Il y a lieu de rappeler qu'en cas de cassation, le principe est que la Cour suprême renvoie le fond à la juridiction compétente. De ce fait, le contentieux sur les inscriptions n'échappe pas à la règle du renvoi prévu par la loi organique sur la Cour suprême. Il revient ainsi à la Cour d'apprécier l'opportunité du renvoi conformément à l'article 53 in extenso :
« Après avoir cassé les arrêts ou jugements, la Cour suprême renvoie le fond des affaires aux juridictions qui doivent en connaître. Si la Cour suprême admet le pourvoi formé pour incompétence, elle renvoie l'affaire devant la juridiction compétente. Si la cassation est prononcée, pour violation de la loi ou de la coutume, elle indique les dispositions qui ont été violées et renvoie l'affaire devant une autre juridiction du même ordre. La Cour suprême peut casser sans renvoi, lorsque la cassation n'implique pas qu'il soit à nouveau statué au fond.

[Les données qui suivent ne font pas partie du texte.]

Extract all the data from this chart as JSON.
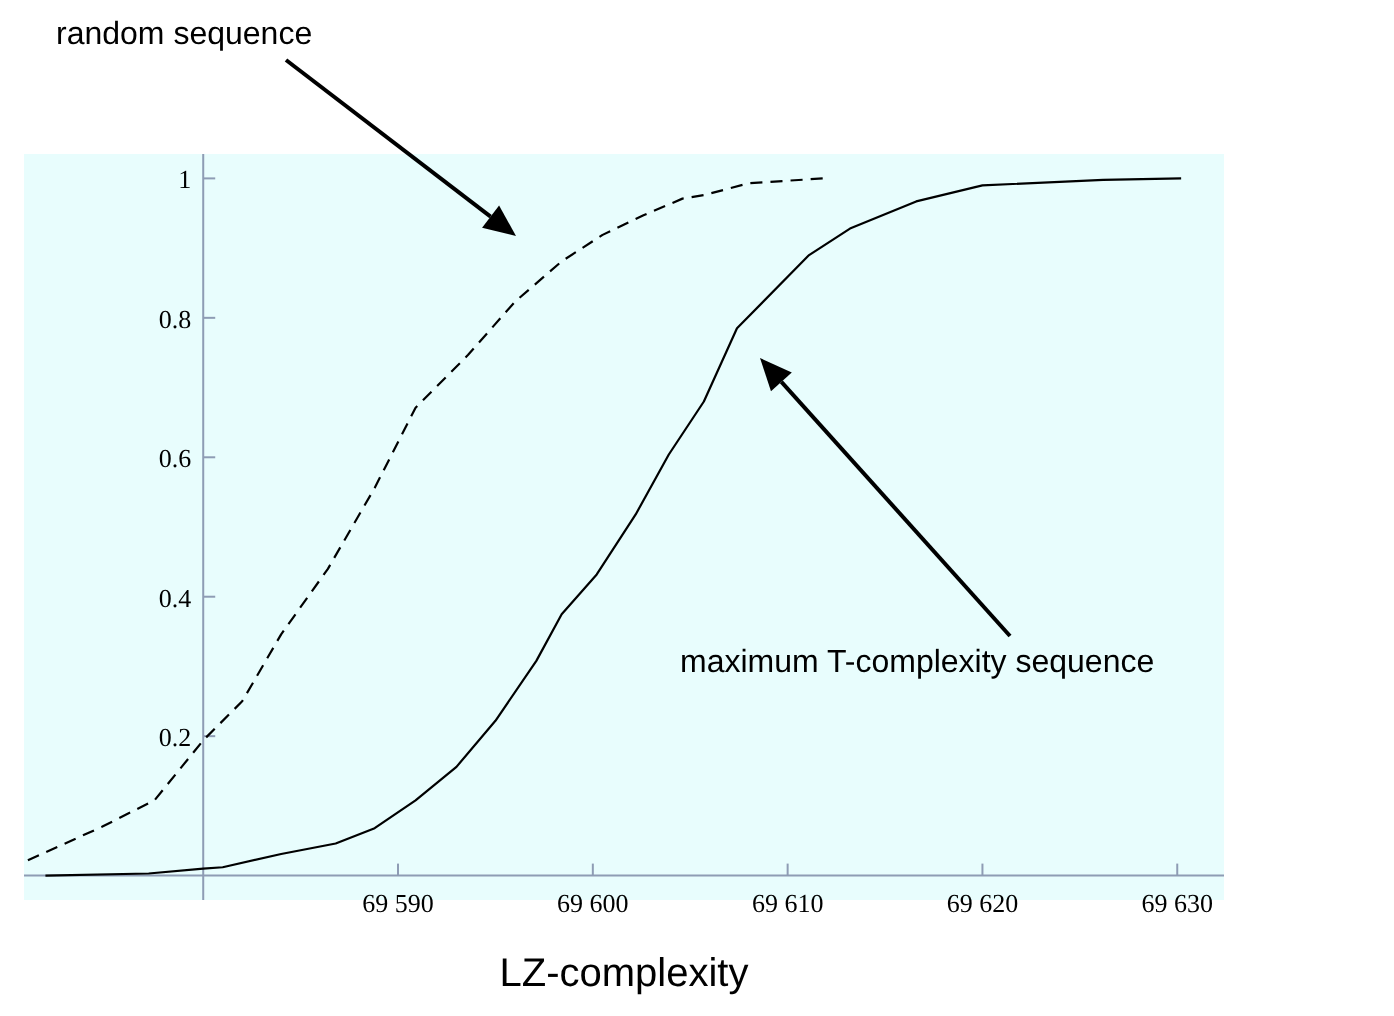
{
  "chart_data": {
    "type": "line",
    "xlabel": "LZ-complexity",
    "annotations": [
      "random sequence",
      "maximum T-complexity sequence"
    ],
    "xlim": [
      69570.8,
      69632.4
    ],
    "ylim": [
      -0.035,
      1.035
    ],
    "xticks": [
      {
        "value": 69590,
        "label": "69 590"
      },
      {
        "value": 69600,
        "label": "69 600"
      },
      {
        "value": 69610,
        "label": "69 610"
      },
      {
        "value": 69620,
        "label": "69 620"
      },
      {
        "value": 69630,
        "label": "69 630"
      }
    ],
    "yticks": [
      0.2,
      0.4,
      0.6,
      0.8,
      1
    ],
    "grid": false,
    "marker": "none",
    "series": [
      {
        "color": "#000000",
        "line_style": "dashed",
        "x": [
          69571.0,
          69574.8,
          69577.5,
          69580,
          69582,
          69584,
          69586.4,
          69588.8,
          69590.9,
          69593.6,
          69596,
          69598.4,
          69600.5,
          69602.6,
          69604.6,
          69605.7,
          69608,
          69611.8
        ],
        "values": [
          0.022,
          0.07,
          0.108,
          0.194,
          0.25,
          0.346,
          0.44,
          0.556,
          0.671,
          0.747,
          0.823,
          0.881,
          0.919,
          0.947,
          0.971,
          0.976,
          0.993,
          1.0
        ]
      },
      {
        "color": "#000000",
        "line_style": "solid",
        "x": [
          69571.9,
          69577.2,
          69580,
          69581,
          69584,
          69586.8,
          69588.8,
          69590.9,
          69593,
          69595,
          69597.1,
          69598.4,
          69600.2,
          69602.2,
          69603.9,
          69605.7,
          69607.4,
          69611.1,
          69613.2,
          69616.6,
          69620,
          69626.2,
          69630.2
        ],
        "values": [
          0.0,
          0.003,
          0.01,
          0.012,
          0.031,
          0.046,
          0.068,
          0.108,
          0.156,
          0.222,
          0.308,
          0.375,
          0.432,
          0.518,
          0.604,
          0.68,
          0.785,
          0.89,
          0.928,
          0.967,
          0.99,
          0.998,
          1.0
        ]
      }
    ]
  }
}
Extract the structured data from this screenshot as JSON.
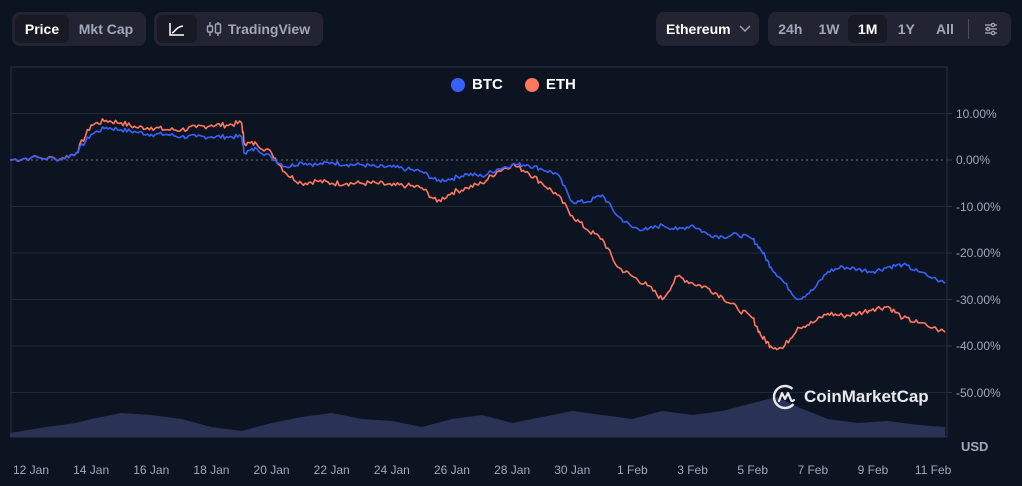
{
  "toolbar": {
    "type_tabs": [
      {
        "label": "Price",
        "active": true
      },
      {
        "label": "Mkt Cap",
        "active": false
      }
    ],
    "view_tabs": [
      {
        "icon": "line-chart-icon",
        "active": true
      },
      {
        "icon": "candlestick-icon",
        "label": "TradingView",
        "active": false
      }
    ],
    "compare_dropdown": {
      "selected": "Ethereum",
      "icon": "chevron-down-icon"
    },
    "range_tabs": [
      {
        "label": "24h",
        "active": false
      },
      {
        "label": "1W",
        "active": false
      },
      {
        "label": "1M",
        "active": true
      },
      {
        "label": "1Y",
        "active": false
      },
      {
        "label": "All",
        "active": false
      }
    ],
    "settings_icon": "sliders-icon"
  },
  "legend": [
    {
      "label": "BTC",
      "color": "#3861fb"
    },
    {
      "label": "ETH",
      "color": "#ff775f"
    }
  ],
  "watermark": "CoinMarketCap",
  "currency_label": "USD",
  "colors": {
    "background": "#0d1421",
    "btc": "#3861fb",
    "eth": "#ff775f",
    "volume": "#2a3256",
    "grid": "#222a38"
  },
  "chart_data": {
    "type": "line",
    "title": "",
    "xlabel": "",
    "ylabel": "",
    "y_unit": "%",
    "ylim": [
      -52,
      12
    ],
    "y_ticks": [
      "10.00%",
      "0.00%",
      "-10.00%",
      "-20.00%",
      "-30.00%",
      "-40.00%",
      "-50.00%"
    ],
    "x_ticks": [
      "12 Jan",
      "14 Jan",
      "16 Jan",
      "18 Jan",
      "20 Jan",
      "22 Jan",
      "24 Jan",
      "26 Jan",
      "28 Jan",
      "30 Jan",
      "1 Feb",
      "3 Feb",
      "5 Feb",
      "7 Feb",
      "9 Feb",
      "11 Feb"
    ],
    "grid": true,
    "legend_position": "top-center",
    "x": [
      11.3,
      12,
      13,
      13.5,
      14,
      14.5,
      15,
      15.5,
      16,
      16.5,
      17,
      17.5,
      18,
      18.5,
      19,
      19.1,
      19.5,
      20,
      20.5,
      21,
      21.5,
      22,
      22.5,
      23,
      23.5,
      24,
      24.5,
      25,
      25.5,
      26,
      26.5,
      27,
      27.5,
      28,
      28.5,
      29,
      29.5,
      30,
      30.5,
      31,
      31.5,
      32,
      32.5,
      33,
      33.5,
      34,
      34.5,
      35,
      35.5,
      36,
      36.3,
      36.6,
      37,
      37.5,
      38,
      38.5,
      39,
      39.5,
      40,
      40.5,
      41,
      41.5,
      42.4
    ],
    "x_note": "x = day index where 12 = 12 Jan, 32 = 1 Feb, 42 = 11 Feb",
    "series": [
      {
        "name": "BTC",
        "color": "#3861fb",
        "values": [
          0,
          0.5,
          0.2,
          1.5,
          5.5,
          7,
          6.5,
          6,
          5.5,
          5.5,
          5,
          5,
          5,
          5,
          5,
          1.5,
          2.5,
          0.5,
          -1.5,
          -0.5,
          -1,
          -0.5,
          -1,
          -1,
          -1.5,
          -1.5,
          -2,
          -2.5,
          -4.5,
          -4,
          -3,
          -3.5,
          -2,
          -1,
          -1,
          -2,
          -3,
          -9,
          -9,
          -7.5,
          -12,
          -14.5,
          -15,
          -14,
          -15,
          -14,
          -16,
          -16.5,
          -16,
          -17,
          -19.5,
          -23,
          -26,
          -30,
          -28,
          -24,
          -23,
          -23.5,
          -24,
          -23,
          -22.5,
          -24,
          -26.5
        ]
      },
      {
        "name": "ETH",
        "color": "#ff775f",
        "values": [
          0,
          0.5,
          0.3,
          1.5,
          7.5,
          8.5,
          8,
          7,
          7,
          6.5,
          6.5,
          7,
          7.5,
          7.5,
          8,
          3.5,
          3.5,
          1.5,
          -3,
          -5,
          -4.5,
          -5,
          -5,
          -5,
          -5,
          -5.5,
          -5.5,
          -6,
          -9,
          -7,
          -6,
          -5,
          -2.5,
          -1,
          -2.5,
          -5,
          -7.5,
          -12,
          -15,
          -17,
          -23,
          -25,
          -27,
          -30,
          -25,
          -26.5,
          -27.5,
          -29.5,
          -32,
          -34,
          -38,
          -40,
          -40.5,
          -36,
          -35,
          -33,
          -33.5,
          -33,
          -32,
          -31.5,
          -34,
          -35,
          -37
        ]
      }
    ],
    "volume": {
      "note": "relative volume bars at chart bottom (0-1 scale)",
      "x": [
        11.3,
        12.5,
        13.5,
        14,
        15,
        16,
        17,
        18,
        19,
        20,
        21,
        22,
        23,
        24,
        25,
        26,
        27,
        28,
        29,
        30,
        31,
        32,
        33,
        34,
        35,
        36,
        36.8,
        37.5,
        38.5,
        39.5,
        40.5,
        41.5,
        42.4
      ],
      "values": [
        0.1,
        0.25,
        0.35,
        0.45,
        0.6,
        0.55,
        0.45,
        0.25,
        0.15,
        0.35,
        0.5,
        0.6,
        0.45,
        0.4,
        0.25,
        0.45,
        0.55,
        0.35,
        0.5,
        0.65,
        0.55,
        0.45,
        0.65,
        0.55,
        0.65,
        0.85,
        1.0,
        0.75,
        0.45,
        0.35,
        0.4,
        0.3,
        0.25
      ]
    }
  }
}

Elle peut aussi, en cassant sans renvoi, mettre fin au litige lorsque les faits, tels qu'ils ont été souverainement constatés et appréciés par les juges du fond, lui permettent d'appliquer la règle de droit appropriée. Dans les cas visés aux alinéas 4 et 5 du présent article, elle se prononce sur les dépens afférents aux instances devant les juges du fond. L'arrêt emporte exécution forcée ».
En conséquence, l'Arrêt de la Cour rendu dans le cadre du pourvoi dirigé contre l'ordonnance du Président du Tribunal d'Instance de Ziguinchor obéit aux règles de la Cour suprême.

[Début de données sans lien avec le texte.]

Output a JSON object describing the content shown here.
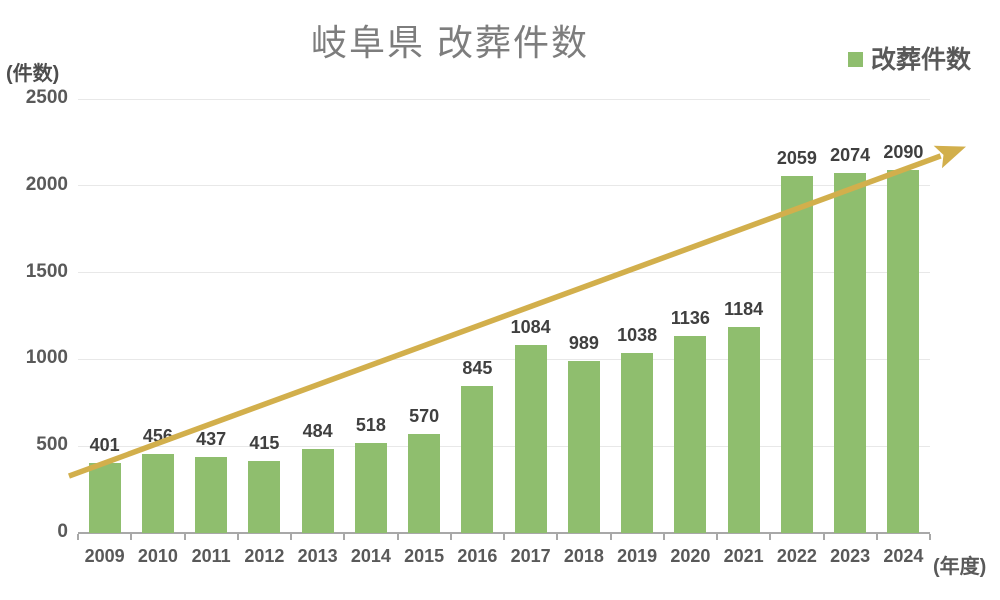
{
  "title": "岐阜県 改葬件数",
  "legend": {
    "label": "改葬件数"
  },
  "axes": {
    "y_unit": "(件数)",
    "x_unit": "(年度)"
  },
  "colors": {
    "bar": "#8fbe6e",
    "arrow": "#d2af4c",
    "title_text": "#7d7d7d",
    "axis_text": "#595959",
    "data_label_text": "#3f3f3f",
    "gridline": "#e8e8e8",
    "axis_line": "#a8a8a8",
    "background": "#ffffff"
  },
  "chart_data": {
    "type": "bar",
    "title": "岐阜県 改葬件数",
    "series_name": "改葬件数",
    "categories": [
      "2009",
      "2010",
      "2011",
      "2012",
      "2013",
      "2014",
      "2015",
      "2016",
      "2017",
      "2018",
      "2019",
      "2020",
      "2021",
      "2022",
      "2023",
      "2024"
    ],
    "values": [
      401,
      456,
      437,
      415,
      484,
      518,
      570,
      845,
      1084,
      989,
      1038,
      1136,
      1184,
      2059,
      2074,
      2090
    ],
    "xlabel": "(年度)",
    "ylabel": "(件数)",
    "ylim": [
      0,
      2500
    ],
    "yticks": [
      0,
      500,
      1000,
      1500,
      2000,
      2500
    ],
    "grid": true,
    "data_labels": true,
    "legend_position": "top-right",
    "annotations": [
      {
        "type": "trend-arrow",
        "color": "#d2af4c",
        "from": {
          "category_index": -0.17,
          "value": 328
        },
        "to": {
          "category_index": 16.2,
          "value": 2172
        }
      }
    ]
  }
}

Toutefois, il est regrettable que cette décision tende plus à repêcher l'auteur du pourvoi qu'à garantir au citoyen l'exercice du droit fondamental de suffrage, le droit de vote et d'éligibilité. Or, il apparaît clairement quelques constats :
- l'exceptionnel pourvoi formé par l'Agent Judiciaire de l'Etat (AJE) contre l'inscription d'un Électeur qui est inédit dans les annales du contentieux électoral ;
- le refus par l'autorité administrative d'appliquer l'ordonnance du Président du Tribunal d'Instance de Ziguinchor, juge en dernier ressort du contentieux de l'inscription sur les listes électorales en violation de l'article L.47 du code électoral ;
- la défiance de la Direction Générale des Elections (DGE) à la CENA qui est une autorité investie du pouvoir de faire respecter et de veiller à l'application de la loi électorale aussi bien par les autorités administratives que par les partis politiques, les candidats et les électeurs, en vertu des dispositions du code électoral (L.5, L.6, L.13) ;
- la faiblesse du motif de renvoi au Tribunal d'Instance hors classe de Dakar qui semble se fonder non pas sur la substance de la décision du juge de Ziguinchor mais sur un hypothétique vice de forme.

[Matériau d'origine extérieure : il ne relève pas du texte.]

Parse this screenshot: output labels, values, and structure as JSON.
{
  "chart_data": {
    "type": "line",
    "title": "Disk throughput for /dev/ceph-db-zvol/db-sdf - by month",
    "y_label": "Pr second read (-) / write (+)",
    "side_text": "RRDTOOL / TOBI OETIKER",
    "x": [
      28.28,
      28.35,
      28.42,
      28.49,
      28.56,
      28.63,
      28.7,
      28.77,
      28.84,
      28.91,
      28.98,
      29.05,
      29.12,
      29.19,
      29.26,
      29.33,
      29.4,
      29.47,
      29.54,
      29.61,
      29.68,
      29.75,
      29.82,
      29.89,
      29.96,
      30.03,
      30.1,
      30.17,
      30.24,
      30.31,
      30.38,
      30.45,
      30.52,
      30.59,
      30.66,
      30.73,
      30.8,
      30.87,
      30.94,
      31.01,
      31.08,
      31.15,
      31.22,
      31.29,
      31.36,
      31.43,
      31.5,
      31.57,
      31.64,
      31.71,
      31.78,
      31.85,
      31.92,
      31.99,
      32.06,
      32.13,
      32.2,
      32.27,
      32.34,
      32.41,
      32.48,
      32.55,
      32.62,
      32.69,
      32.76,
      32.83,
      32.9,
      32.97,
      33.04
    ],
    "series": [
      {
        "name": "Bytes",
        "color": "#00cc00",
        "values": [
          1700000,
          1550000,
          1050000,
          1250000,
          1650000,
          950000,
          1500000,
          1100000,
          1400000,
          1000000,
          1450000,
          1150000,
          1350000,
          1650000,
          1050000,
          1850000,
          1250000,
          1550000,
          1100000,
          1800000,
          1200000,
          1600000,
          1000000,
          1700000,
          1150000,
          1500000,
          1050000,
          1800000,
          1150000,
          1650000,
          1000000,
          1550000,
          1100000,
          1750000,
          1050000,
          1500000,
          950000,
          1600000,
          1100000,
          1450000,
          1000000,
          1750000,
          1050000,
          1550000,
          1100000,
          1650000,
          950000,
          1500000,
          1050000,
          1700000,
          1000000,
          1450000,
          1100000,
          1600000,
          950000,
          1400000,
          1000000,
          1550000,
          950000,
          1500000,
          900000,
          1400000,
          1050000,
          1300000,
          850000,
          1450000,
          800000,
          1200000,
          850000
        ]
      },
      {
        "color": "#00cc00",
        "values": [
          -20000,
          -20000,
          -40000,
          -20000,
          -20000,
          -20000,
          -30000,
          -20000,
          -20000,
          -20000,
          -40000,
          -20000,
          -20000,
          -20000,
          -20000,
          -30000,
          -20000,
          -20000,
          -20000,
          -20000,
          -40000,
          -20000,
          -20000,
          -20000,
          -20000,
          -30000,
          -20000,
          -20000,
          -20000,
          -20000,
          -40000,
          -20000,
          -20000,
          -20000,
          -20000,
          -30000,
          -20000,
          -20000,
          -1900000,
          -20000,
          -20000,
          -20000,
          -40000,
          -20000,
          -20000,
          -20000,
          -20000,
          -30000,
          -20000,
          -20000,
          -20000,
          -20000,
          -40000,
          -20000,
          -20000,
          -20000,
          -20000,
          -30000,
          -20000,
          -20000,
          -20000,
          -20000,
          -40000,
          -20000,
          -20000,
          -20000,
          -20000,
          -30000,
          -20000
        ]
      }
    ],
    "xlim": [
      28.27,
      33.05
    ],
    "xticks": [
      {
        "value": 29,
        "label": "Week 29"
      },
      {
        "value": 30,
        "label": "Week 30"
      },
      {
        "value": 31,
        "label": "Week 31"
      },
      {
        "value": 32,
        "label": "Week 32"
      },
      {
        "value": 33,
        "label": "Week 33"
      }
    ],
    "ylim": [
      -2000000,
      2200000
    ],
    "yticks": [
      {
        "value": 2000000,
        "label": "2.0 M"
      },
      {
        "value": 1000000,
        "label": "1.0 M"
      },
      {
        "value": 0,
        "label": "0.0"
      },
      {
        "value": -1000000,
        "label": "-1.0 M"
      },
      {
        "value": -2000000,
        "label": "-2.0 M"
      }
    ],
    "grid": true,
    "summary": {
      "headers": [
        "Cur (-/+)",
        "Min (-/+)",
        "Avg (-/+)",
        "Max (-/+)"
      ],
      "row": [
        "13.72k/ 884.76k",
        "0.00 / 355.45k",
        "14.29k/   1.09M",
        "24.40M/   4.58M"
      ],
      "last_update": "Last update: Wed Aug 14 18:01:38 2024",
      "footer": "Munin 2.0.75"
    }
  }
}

Enfin, il ne serait pas insensé de s'interroger légitimement sur le déroulement du contentieux :
Pourquoi la Cour a-t-elle rompu d'avec sa jurisprudence en matière électorale ?
Le juge ne devrait-il pas, dans son appréciation tenir compte du préjudice irréparable induit par ce renvoi ?
Par ce renvoi, la Cour suprême n'a-t-elle pas décidé d'éliminer un candidat à la présidentielle à place du juge de l'élection, le Conseil constitutionnel ?
La décision de cassation est-elle totale ou partielle ? Le dispositif de l'arrêt nous édifiera sur la portée de la cassation...
En tout état de cause, au vu des délais cités plus haut, le dépôt des candidatures à l'élection présidentielle qui démarre le 11 décembre 2023 sera probablement bouclé sans que le contentieux soit définitivement vidé et que O. Sonko puisse disposer d'un dossier de candidature complet en l'absence de fiche de parrainages conforme.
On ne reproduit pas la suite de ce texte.